Elrey B. Jeppesen, a United Airlines pilot flying the treacherous Rocky mountain routes out of Cheyenne and then Denver in the 1930s developed specialized instrument flight maps designed specifically for radio navigation. Jeppesen began by jotting down navigation information and making sketch maps of approaches into western airports. On his days off, he measured and mapped the obstacles along these routes in a little black book that he constantly carried with him. After selling copies of his sketch maps to other pilots for several years, Jeppesen self-published his first Airway Manual in 1934. From this small beginning, the Jeppesen Company (now Jeppesen A Boeing Company) grew to dominate the commercial aeronautical chart industry. Today about 80 percent of the world’s commercial pilots are guided by “Jepps” as pilots have dubbed them.
Jeppesen introduced low and high altitude enroute charts following the division of air traffic into two categories by the Federal Aviation Administration in 1964, thus creating a three-dimensional airspace that continues in effect. Flights below 18,000 feet mean sea level are controlled by visual flight rules (VFR) and flights above, designed for Jet airways, are controlled by instrument flight rules (IFR). Since this action, all aeronautical charts have been prepared for either VFR, such as the U. S. Coast and Geodetic Survey’s 1:500,000 sectionals charts (See Caption 3) or IFR, such as Jepco’s Avigation Low Altitude Enroute Chart, a Jeppesen product displayed here.

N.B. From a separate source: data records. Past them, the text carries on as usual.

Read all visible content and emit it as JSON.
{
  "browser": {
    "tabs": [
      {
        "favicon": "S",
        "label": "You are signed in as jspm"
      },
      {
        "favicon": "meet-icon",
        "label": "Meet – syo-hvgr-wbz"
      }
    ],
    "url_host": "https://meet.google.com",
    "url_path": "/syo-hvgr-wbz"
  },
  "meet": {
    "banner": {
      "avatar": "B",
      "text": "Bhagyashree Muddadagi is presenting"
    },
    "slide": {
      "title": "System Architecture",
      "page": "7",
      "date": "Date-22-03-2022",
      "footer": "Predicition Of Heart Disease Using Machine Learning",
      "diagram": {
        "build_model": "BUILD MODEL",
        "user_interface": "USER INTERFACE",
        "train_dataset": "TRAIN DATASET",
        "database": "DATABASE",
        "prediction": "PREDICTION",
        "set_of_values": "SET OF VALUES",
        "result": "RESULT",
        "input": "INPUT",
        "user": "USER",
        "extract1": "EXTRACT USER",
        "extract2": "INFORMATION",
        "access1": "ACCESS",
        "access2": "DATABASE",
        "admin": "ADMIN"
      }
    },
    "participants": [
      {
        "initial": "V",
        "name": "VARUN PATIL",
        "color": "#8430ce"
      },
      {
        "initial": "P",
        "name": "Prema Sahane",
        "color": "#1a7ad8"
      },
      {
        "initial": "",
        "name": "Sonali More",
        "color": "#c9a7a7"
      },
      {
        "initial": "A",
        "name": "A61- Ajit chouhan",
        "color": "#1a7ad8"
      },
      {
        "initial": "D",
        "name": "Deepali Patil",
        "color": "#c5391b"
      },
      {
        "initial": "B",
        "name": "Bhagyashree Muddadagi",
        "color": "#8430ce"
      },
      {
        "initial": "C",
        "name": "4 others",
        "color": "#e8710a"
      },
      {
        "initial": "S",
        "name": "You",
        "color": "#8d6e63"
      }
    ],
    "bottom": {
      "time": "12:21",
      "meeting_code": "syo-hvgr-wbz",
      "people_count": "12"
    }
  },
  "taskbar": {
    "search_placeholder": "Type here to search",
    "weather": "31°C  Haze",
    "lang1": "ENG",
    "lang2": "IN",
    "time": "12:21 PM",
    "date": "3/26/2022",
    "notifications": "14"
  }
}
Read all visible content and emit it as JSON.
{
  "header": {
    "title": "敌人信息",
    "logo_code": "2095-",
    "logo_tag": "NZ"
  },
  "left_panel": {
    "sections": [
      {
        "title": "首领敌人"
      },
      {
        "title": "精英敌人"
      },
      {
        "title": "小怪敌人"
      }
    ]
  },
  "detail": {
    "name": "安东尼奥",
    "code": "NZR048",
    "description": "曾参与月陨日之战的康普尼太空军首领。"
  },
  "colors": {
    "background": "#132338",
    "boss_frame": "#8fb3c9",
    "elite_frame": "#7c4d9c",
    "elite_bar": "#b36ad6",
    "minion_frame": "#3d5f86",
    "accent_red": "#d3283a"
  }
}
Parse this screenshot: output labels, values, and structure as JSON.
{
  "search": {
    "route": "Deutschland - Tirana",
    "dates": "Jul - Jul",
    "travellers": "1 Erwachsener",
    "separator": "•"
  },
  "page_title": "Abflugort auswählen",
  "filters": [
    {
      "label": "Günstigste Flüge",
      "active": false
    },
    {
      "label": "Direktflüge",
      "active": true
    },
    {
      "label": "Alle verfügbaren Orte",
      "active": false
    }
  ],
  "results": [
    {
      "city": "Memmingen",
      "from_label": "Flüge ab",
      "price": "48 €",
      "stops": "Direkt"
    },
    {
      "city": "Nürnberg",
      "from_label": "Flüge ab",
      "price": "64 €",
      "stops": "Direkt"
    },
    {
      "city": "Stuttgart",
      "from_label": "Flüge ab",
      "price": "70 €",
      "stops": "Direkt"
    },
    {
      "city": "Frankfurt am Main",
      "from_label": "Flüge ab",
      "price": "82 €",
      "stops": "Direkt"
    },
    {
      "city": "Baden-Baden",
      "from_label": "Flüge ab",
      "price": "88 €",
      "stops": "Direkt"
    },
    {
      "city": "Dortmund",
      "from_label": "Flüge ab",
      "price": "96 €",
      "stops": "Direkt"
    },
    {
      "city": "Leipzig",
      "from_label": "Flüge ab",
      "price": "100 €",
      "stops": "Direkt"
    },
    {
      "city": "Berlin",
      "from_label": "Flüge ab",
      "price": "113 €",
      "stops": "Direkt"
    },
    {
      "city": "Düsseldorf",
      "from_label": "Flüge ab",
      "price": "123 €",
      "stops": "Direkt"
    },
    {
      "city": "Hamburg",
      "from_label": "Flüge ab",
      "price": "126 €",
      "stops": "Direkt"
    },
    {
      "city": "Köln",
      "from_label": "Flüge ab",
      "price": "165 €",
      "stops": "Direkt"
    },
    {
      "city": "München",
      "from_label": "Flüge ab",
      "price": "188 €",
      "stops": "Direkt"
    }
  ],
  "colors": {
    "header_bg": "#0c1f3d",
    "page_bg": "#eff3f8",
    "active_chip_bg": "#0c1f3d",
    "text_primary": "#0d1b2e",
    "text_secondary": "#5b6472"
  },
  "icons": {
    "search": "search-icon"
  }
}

Jepco’s Avigation Low Altitude Enroute Chart covers the controlled airspace from 14,500-17,999 feet mean sea level. Thirty-two charts on 16 sheets cover the United States with varying scales to compensate for unequal distribution of population and aircraft facilities. The Lambert Conformal Conic Projection is used since any straight line drawn on the chart represents a great circle route, the shortest distance between two points on the earth’s surface. To keep air navigation information current, each chart is revised on a 28-day cycle.
The depiction of navigation aids on IFR charts is similar to VFR charts, but the charts themselves differ considerably. All visual ground reference points such as roads, railroads and topography have been removed from IFR charts, replaced by a system of compass roses and airways that has been characterized as “highways in the sky.” The large compass roses with triangles represent VOR Omni facility ground stations while the single line extending from the 360° radial indicates magnetic north. A VOR’s name, radio frequency, three-letter identifier and Morse code identifier are shown in an inset box adjacent to the VOR compass rose. VOR’s are linked by designated airways that are color-coded blue for low altitude Victor airways and light green for high altitude Jet airways.
Since 1947 the International Civil Aviation Organization has promoted international standards for air navigation symbols so that U. S. and foreign pilots can use one another’s charts without having to learn new symbols or abbreviations.
The quaint term “Avigation,” which is found in the map title, was coined by the Jeppesen Company in the 1930s to distinguish between “air” navigation and “maritime” navigation.